Friday, November 2, 2012

Hearing a picture




I am reading a wonderful book entitled Picasso's War by Russell Martin. It is about how Picasso came to create his masterpiece Guernica, and what went into that work of art. Picasso was a Spaniard who lived in Paris for most of his life. Throughout the book the author interviews various people who state some version of  this theory:
        "Spanish people are people who look, who trust and love the visual. They are a people of the eye."

As someone who is most definitely NOT a person of the eye, I am fascinated by those who, like Picasso (or Spaniards in general, if you prefer the stereotype), are visual people. My brother is an artist, and he sees things I would never see. I see a picture like Guernica, and I don't even know where to begin. Even now, after 30 years of looking at that painting I still don't get it.

I am a person of the ear. For me, I listen for distinctions. When I read (which I take as a form of listening, and someone, say, Picasso, takes as a form of seeing) I hear inflections, tones, whispers, shouts, all the stuff that goes into "voice." As a musician, my sense of hearing goes to harmonies, upbeats, and contrapuntal themes. (By the way, just because I listen doesn't mean I've heard you...just ask my wife or kids.) I suppose we all have our preferences for how we process the world. Maybe you use your eyes, your ears, your sense of touch or smell?

Also, there are people who are almost forced, because of circumstances, to favor one sense or the other. Ray Charles, for example, being blind from a young age, depended a lot on his sense of hearing. There is no one sense that needs to be the "one" you process life through, but maybe we all have one that we actually do?
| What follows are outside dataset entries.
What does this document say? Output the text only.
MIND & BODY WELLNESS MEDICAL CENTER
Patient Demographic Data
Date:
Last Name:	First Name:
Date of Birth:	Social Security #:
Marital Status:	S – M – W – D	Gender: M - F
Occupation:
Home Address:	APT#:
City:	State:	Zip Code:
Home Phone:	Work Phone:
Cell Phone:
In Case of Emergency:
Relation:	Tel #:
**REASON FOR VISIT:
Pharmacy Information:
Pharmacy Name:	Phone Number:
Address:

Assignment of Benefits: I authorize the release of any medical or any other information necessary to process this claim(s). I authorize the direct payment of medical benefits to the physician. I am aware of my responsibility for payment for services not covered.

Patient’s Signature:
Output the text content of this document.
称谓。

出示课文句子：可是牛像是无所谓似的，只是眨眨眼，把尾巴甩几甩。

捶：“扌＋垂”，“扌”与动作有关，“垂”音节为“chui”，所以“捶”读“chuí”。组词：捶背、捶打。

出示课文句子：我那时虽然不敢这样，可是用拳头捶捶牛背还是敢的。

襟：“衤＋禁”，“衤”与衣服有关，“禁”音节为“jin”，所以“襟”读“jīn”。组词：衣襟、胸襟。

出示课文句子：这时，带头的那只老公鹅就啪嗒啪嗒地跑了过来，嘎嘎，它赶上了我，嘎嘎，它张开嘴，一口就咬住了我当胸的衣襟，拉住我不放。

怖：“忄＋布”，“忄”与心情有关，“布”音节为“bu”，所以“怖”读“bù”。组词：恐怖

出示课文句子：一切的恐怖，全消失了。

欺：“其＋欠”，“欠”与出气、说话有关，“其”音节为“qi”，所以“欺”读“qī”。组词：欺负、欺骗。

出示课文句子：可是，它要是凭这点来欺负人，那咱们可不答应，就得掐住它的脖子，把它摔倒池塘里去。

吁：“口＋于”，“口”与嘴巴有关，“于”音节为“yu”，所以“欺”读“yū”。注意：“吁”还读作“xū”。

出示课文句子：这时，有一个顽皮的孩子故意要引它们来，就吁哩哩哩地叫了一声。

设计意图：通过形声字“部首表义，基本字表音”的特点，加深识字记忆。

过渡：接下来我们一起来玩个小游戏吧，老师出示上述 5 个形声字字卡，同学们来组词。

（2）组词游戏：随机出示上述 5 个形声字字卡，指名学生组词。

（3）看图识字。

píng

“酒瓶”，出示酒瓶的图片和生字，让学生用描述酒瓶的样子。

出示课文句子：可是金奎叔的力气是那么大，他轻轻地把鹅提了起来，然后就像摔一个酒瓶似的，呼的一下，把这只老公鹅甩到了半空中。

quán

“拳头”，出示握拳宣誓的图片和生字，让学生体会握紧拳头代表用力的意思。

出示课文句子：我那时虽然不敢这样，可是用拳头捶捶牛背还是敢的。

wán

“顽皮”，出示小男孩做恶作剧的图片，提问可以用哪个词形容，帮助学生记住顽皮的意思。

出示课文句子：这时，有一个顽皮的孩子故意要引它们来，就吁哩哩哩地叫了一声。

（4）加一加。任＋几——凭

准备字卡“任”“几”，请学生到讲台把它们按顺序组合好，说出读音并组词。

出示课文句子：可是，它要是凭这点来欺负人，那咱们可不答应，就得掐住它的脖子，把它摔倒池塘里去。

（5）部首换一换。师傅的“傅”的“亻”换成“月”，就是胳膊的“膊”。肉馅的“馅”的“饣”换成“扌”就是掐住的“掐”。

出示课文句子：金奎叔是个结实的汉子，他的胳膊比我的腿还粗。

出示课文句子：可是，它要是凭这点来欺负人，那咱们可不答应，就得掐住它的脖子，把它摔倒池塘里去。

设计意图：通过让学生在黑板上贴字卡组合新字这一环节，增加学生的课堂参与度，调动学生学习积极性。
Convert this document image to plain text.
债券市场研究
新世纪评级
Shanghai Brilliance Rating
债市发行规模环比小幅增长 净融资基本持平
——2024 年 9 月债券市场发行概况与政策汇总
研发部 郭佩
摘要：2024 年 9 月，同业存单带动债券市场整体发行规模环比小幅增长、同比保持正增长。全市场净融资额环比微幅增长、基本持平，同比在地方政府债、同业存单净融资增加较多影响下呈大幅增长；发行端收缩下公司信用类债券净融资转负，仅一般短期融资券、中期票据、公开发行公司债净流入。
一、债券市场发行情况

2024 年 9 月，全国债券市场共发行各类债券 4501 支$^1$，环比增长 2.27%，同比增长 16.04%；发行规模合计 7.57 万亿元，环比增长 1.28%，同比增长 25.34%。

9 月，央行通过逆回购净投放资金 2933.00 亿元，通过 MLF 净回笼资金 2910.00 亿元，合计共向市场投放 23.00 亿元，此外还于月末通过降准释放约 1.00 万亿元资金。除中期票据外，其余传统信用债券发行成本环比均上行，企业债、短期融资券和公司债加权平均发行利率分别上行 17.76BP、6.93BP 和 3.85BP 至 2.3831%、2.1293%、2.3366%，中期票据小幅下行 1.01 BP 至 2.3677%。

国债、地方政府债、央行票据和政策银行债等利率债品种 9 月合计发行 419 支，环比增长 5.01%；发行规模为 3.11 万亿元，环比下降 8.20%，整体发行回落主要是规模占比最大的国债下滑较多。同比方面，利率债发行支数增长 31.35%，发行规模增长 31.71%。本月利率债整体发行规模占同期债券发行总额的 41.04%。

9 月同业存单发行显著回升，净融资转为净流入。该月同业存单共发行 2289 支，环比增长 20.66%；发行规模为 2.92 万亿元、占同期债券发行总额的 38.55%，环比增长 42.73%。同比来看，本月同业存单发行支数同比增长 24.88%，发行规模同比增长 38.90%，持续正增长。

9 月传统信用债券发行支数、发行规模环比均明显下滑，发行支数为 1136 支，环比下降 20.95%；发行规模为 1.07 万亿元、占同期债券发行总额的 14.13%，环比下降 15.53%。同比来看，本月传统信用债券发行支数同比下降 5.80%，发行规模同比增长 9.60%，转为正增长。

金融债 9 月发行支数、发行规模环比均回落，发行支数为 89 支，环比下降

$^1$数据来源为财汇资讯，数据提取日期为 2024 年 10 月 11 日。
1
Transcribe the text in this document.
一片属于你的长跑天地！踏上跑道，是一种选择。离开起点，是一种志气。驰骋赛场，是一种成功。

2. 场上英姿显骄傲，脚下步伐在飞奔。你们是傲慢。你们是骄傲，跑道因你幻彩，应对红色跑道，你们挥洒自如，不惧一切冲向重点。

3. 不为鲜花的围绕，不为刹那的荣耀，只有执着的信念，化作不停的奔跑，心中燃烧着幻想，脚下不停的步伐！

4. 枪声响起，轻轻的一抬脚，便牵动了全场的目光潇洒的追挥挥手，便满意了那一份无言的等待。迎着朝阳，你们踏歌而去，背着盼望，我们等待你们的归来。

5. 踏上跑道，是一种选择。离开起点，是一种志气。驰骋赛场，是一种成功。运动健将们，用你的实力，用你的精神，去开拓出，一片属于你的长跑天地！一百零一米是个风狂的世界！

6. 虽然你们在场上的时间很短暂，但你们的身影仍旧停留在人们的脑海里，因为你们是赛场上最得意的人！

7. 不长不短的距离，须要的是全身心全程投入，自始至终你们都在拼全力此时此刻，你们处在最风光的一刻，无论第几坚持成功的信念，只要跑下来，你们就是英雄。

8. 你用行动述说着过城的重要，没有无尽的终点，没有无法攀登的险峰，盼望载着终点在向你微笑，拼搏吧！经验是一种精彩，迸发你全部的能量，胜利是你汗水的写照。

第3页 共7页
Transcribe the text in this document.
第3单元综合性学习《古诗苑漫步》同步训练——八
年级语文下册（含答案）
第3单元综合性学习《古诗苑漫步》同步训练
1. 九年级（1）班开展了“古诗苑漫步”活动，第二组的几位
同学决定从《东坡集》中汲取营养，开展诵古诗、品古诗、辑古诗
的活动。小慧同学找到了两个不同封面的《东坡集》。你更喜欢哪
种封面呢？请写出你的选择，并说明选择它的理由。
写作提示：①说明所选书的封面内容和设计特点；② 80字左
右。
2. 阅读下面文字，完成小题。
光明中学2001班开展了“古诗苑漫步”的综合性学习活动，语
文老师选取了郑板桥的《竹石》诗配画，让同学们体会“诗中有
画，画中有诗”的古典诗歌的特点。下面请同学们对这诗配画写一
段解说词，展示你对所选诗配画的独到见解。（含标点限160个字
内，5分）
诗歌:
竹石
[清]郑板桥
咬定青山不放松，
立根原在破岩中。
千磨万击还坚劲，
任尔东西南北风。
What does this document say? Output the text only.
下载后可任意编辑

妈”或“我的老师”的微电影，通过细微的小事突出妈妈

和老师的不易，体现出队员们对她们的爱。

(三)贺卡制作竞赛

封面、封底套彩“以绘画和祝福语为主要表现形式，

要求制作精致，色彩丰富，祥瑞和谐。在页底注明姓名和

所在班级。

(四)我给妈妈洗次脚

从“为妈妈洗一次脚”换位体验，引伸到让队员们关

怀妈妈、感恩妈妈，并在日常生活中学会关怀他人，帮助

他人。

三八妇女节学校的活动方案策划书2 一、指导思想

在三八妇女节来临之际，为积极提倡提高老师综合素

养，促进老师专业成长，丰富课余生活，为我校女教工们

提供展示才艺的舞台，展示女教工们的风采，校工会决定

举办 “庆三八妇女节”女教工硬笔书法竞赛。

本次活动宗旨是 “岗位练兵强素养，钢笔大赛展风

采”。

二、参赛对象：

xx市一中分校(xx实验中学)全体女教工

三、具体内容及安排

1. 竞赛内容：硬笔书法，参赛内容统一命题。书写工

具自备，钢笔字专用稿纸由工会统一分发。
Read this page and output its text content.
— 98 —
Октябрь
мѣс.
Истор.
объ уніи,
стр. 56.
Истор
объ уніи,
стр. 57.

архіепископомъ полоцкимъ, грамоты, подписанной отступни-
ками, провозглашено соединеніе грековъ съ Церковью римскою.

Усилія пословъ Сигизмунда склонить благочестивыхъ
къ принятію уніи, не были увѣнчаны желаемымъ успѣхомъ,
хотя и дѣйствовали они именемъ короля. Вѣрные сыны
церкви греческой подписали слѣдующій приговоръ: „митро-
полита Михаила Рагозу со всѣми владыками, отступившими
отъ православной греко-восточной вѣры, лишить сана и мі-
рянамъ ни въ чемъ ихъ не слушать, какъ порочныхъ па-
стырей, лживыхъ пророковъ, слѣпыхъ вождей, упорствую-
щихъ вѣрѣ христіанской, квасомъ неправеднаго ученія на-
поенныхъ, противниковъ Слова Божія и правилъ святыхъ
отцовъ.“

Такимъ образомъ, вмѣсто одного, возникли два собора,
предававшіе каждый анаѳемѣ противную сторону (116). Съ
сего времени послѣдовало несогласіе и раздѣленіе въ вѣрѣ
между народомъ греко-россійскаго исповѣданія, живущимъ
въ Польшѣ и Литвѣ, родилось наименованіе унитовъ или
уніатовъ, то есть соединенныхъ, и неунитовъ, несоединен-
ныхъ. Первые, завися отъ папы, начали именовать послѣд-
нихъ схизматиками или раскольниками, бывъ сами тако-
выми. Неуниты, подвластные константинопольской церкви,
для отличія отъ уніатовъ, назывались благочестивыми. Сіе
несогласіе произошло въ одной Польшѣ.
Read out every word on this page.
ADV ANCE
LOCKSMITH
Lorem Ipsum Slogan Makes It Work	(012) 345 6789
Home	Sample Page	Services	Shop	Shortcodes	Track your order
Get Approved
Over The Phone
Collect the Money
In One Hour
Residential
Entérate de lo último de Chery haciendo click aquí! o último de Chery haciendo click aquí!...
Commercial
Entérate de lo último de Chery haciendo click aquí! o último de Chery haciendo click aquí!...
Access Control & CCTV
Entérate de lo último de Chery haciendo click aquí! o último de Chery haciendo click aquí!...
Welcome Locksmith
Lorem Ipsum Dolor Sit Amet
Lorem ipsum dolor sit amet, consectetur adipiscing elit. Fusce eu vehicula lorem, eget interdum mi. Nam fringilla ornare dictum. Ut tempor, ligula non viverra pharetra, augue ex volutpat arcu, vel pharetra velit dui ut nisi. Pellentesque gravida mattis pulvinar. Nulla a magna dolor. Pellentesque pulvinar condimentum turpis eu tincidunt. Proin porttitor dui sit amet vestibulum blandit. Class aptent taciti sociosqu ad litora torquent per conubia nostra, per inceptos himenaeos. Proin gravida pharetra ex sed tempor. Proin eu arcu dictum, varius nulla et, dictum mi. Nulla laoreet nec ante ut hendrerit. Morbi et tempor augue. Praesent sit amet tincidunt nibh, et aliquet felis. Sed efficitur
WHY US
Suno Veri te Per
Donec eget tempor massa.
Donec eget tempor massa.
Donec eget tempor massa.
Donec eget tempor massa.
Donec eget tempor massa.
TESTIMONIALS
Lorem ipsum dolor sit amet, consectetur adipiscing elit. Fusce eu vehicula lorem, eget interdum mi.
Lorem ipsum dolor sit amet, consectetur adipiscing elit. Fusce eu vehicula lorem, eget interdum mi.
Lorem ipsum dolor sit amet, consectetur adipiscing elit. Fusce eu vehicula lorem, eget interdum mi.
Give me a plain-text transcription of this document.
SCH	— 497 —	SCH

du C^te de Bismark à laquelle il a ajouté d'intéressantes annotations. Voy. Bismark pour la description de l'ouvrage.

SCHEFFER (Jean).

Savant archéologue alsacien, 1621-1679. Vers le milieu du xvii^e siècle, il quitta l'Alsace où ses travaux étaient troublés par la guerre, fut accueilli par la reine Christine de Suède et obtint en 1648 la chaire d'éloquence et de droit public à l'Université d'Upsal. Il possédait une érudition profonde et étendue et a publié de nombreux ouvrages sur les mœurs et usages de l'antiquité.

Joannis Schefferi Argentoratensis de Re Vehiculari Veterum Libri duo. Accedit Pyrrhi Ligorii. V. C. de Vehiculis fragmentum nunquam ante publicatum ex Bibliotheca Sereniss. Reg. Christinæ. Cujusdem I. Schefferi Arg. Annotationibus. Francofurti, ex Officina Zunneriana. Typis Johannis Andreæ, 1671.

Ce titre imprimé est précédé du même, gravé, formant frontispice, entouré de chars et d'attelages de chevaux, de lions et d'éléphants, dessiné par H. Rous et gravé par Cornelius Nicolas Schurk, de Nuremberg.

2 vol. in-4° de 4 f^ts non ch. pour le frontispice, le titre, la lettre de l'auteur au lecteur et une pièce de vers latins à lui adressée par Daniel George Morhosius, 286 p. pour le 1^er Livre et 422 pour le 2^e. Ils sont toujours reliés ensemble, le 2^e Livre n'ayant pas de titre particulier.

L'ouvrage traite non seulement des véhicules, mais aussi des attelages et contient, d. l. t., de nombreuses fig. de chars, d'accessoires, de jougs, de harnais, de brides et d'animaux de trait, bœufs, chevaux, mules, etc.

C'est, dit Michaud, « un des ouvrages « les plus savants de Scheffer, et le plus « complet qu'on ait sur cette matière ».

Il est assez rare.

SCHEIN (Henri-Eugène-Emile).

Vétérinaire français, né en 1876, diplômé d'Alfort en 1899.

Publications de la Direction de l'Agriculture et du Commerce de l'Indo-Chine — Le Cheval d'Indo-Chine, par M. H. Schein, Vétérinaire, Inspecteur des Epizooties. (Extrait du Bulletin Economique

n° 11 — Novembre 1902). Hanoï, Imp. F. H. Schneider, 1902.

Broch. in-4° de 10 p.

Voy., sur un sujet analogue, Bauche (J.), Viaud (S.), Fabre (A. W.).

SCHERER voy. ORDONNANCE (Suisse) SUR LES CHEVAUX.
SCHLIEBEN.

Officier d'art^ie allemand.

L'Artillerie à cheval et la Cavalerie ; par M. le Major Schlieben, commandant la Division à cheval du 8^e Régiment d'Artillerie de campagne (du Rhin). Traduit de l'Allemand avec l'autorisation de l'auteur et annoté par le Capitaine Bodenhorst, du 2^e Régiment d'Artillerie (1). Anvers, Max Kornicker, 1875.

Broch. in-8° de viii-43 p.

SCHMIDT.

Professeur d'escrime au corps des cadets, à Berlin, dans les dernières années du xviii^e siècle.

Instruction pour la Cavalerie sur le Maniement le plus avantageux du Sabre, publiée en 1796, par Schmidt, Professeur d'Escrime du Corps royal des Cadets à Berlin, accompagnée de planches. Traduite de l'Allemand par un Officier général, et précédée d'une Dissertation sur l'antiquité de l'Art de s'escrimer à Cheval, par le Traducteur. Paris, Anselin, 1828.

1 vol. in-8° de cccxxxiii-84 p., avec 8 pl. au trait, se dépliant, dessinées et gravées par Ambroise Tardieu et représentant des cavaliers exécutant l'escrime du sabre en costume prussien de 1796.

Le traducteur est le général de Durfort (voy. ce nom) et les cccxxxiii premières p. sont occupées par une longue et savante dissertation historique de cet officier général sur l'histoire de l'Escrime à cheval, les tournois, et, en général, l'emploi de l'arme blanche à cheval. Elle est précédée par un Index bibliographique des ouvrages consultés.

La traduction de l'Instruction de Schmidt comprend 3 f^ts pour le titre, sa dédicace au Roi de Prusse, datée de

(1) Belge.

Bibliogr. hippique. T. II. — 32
For example, until I got my Blackberry I never owned a camera. I never page through picture books. I read comic books and graphic novels for the plot. (That drives my brother nuts. I could read a comic book in 10 minutes, he would take three days.) I love to look at beautiful things, I love good smells, and a fine linen shirt is a precious thing. Taste? Well, you don't get to be my size being picky, but I prefer a malty beer or a sharp bourbon with the best of them. But all of that I can take or leave...but bad music I do not tolerate--or actually listen to--thank God for SiriusXM radio!

One of the interesting stories about Jesus comes in the 9th chapter of Mark, where he talks about not letting a "member" of your body lead you astray. That is, don't worry about getting everything into heaven, even one eye is enough for God. I think Jesus is on to something important here. If, as the Spaniards in Martin's book suggest, we live through one of our senses, we see that as a gift of God. If God has blessed you with eyes to see or ears to hear, then look and listen! Use those senses to make sense of our world. (and if circumstances cause you to favor one or the other, do not lament what you don't have, but celebrate what you do!)

What sense do you primarily process life through? How do you know what to trust, what to value, what to focus on as you go from day-to-day? I still like Picasso, and I will never pretend to see what he saw...but I will cherish all that he left me to look at as I listen for the voice of God.

May your tables be full and your conversations be true.